Siddington - Harvest Festival

The second page I ever did was titled Siddington and was concerned solely with the village church. There is more to Siddington than the church but I do seem to have difficulty going beyond and this page returns to All Saints to record something unusual.

However, here is the village smithy - now a maker of wrought iron furniture ...

... and the Smithy Cottage.

Cottages in Goostrey that have their brickwork painted to look like a timber framed building (cf. Siddington Church), and with the original thatched roof replaced with slates (note the discrepancy between the gable wall and the position of the slate roof).

The cottages sit opposite this pub where, in the restaurant at the rear, we had an excellent lunch (and I also had a couple of pints of well-kept Pedigree).

St Luke's, Goostrey has not seen fit to paint its brickwork in imitation of timber framing. They did the thing properly, however, in 1792 when the existing 'old wooden church' was totally replaced with the current edifice.

Simple, elegant and bang up to date for its time it still retains ...

... at least this link with the previous structure, which may not have been the only one erected on the site as, according to a notice in the porch, they trace the church's existence back to a deed of 1220 and a minister named Abel.

This, many times regenerated, stump of yew, at least 12ft in circumference, looks as though it may even have been an old tree at that time.

Between Goostrey and Siddington, "There's Jodrell Bank", and possibly an embryonic Cheshire Cheese being nurtured.

The west door of All Saints, Siddington, clearly shewing the 'timbers' painted over the brickwork.

Churches decorated for Harvest Festival typically have floral displays, examples of local produce eg. baskets of fruit and/or vegetables, sheaves of corn, etc, in rural and semi-rural churches, but town churches would have food in all guises including manufactured, packaged and branded products like tins of beans, sliced loaves, etc.

Siddington church seemed undecorated on first entering, until we began to notice more and more the corn dolly decorations we had been expecting.

Here a cross surmounts the screen while corn-dolly angels twirl gently in any draught.

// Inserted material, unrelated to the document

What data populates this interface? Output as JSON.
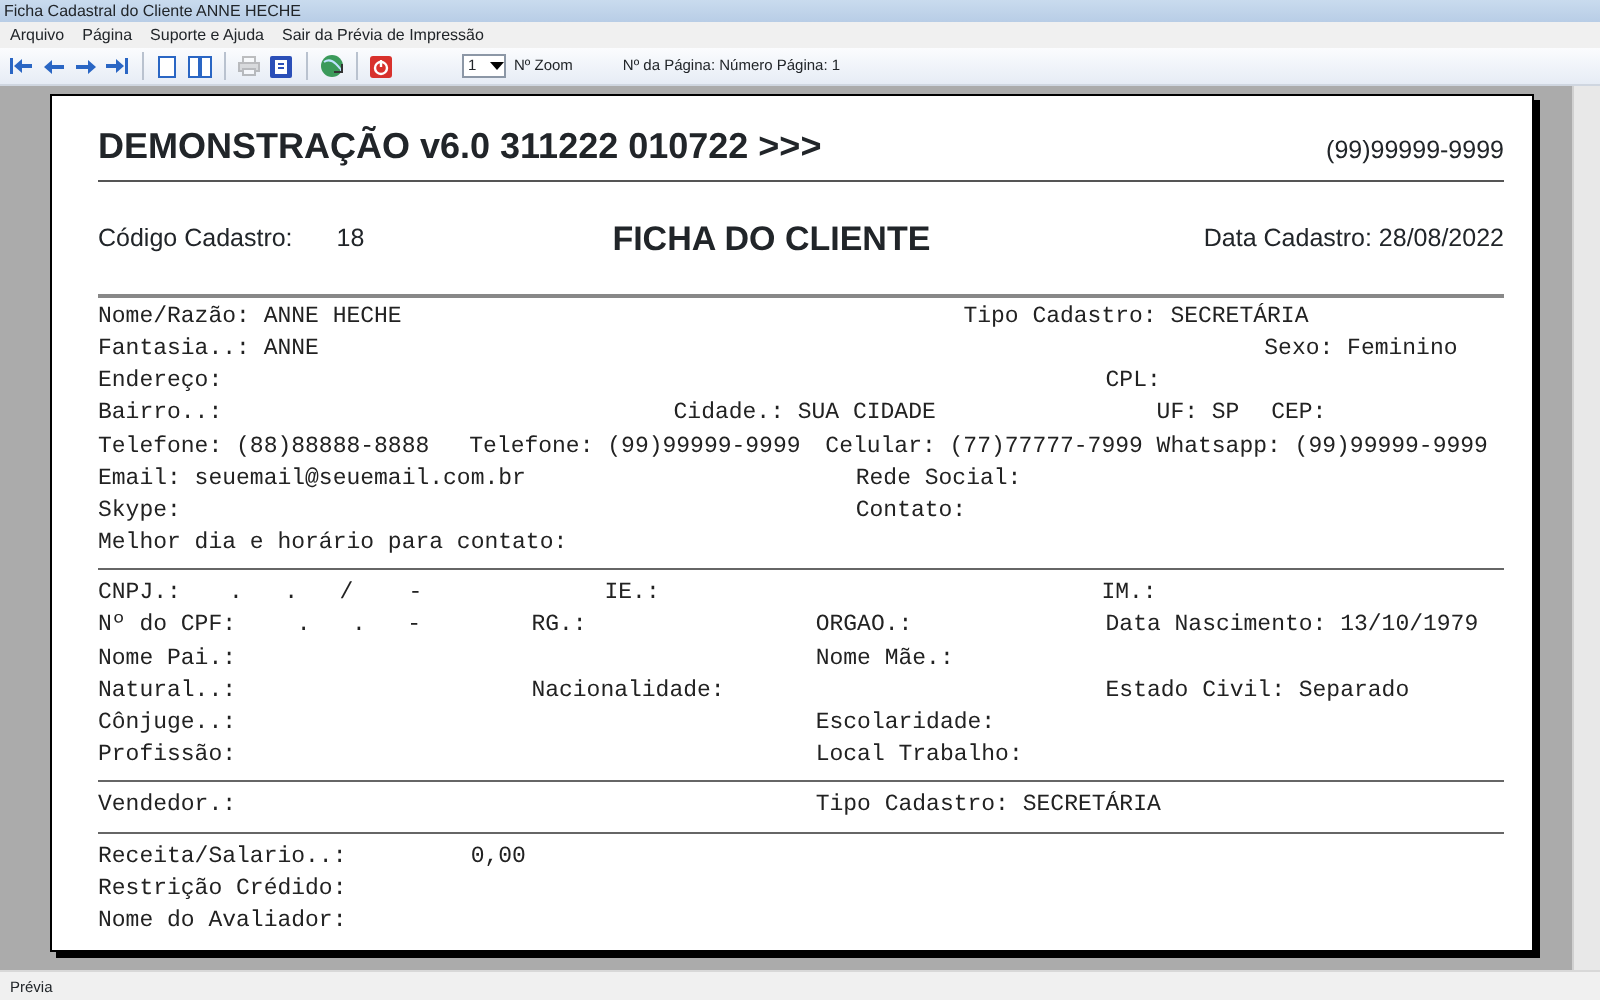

Corn dollies are the English version of a worldwide phenomenon of weaving stems and even heads of 'grasses' into decorations and 'fabrics'. Additional to the technical manipulation of the material is the superstition and belief of the good harvest that would ensue from the gods of the earth and harvest by retaining heads of the past crop/s with stems made up into an object of decoration and veneration. As in many prehistoric traditions that have survived in some form to the present day the early church appropriated the custom and practice.

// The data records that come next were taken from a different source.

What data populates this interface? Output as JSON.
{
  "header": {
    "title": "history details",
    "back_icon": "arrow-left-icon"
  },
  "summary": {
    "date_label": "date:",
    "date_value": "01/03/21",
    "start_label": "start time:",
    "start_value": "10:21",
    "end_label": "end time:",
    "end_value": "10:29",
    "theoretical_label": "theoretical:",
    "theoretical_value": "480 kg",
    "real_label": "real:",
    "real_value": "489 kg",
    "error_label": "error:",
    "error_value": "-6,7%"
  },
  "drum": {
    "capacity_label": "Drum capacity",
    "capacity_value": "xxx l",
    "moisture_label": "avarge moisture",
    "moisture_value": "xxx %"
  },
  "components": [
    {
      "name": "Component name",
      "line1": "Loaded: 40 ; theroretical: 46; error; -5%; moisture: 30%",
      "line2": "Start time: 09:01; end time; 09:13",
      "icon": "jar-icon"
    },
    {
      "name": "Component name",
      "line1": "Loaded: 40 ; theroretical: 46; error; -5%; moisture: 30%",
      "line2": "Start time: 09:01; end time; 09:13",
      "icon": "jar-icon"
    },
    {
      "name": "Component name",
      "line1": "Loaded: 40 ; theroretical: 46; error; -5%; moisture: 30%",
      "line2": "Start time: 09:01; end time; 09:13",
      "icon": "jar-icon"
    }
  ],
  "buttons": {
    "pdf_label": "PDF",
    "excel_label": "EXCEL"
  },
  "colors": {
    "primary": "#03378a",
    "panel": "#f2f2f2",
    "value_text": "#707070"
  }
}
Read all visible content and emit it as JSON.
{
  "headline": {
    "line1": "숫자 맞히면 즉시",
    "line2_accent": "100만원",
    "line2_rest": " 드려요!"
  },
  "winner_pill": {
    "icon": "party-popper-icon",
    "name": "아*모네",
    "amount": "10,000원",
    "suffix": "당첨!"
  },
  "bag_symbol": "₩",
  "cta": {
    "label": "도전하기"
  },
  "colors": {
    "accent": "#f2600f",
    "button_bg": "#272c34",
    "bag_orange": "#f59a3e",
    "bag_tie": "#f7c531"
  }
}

Siddington's decorations are provided by the local 'corn-dolly-man' the sympathetically named Ray Rush who lives next door to the church and provides interesting lectures and demonstrations of his arcane art.

Undoubtedly his piece-de-resistance is this decoration of the organ loft. Note the music notation above the console mirror.

Decoration of the cill of the war memorial window. Note Colonel Wilfrith Elstob VC, DSO, MC of the Manchester Regiment.

Another decorated window-cill ...

...and door-curtain pelmet.

Outside, in the churchyard ...

....

... confirmation of approaching autumn.

But this prospect, on the way home, had all the appearances of a summer sky.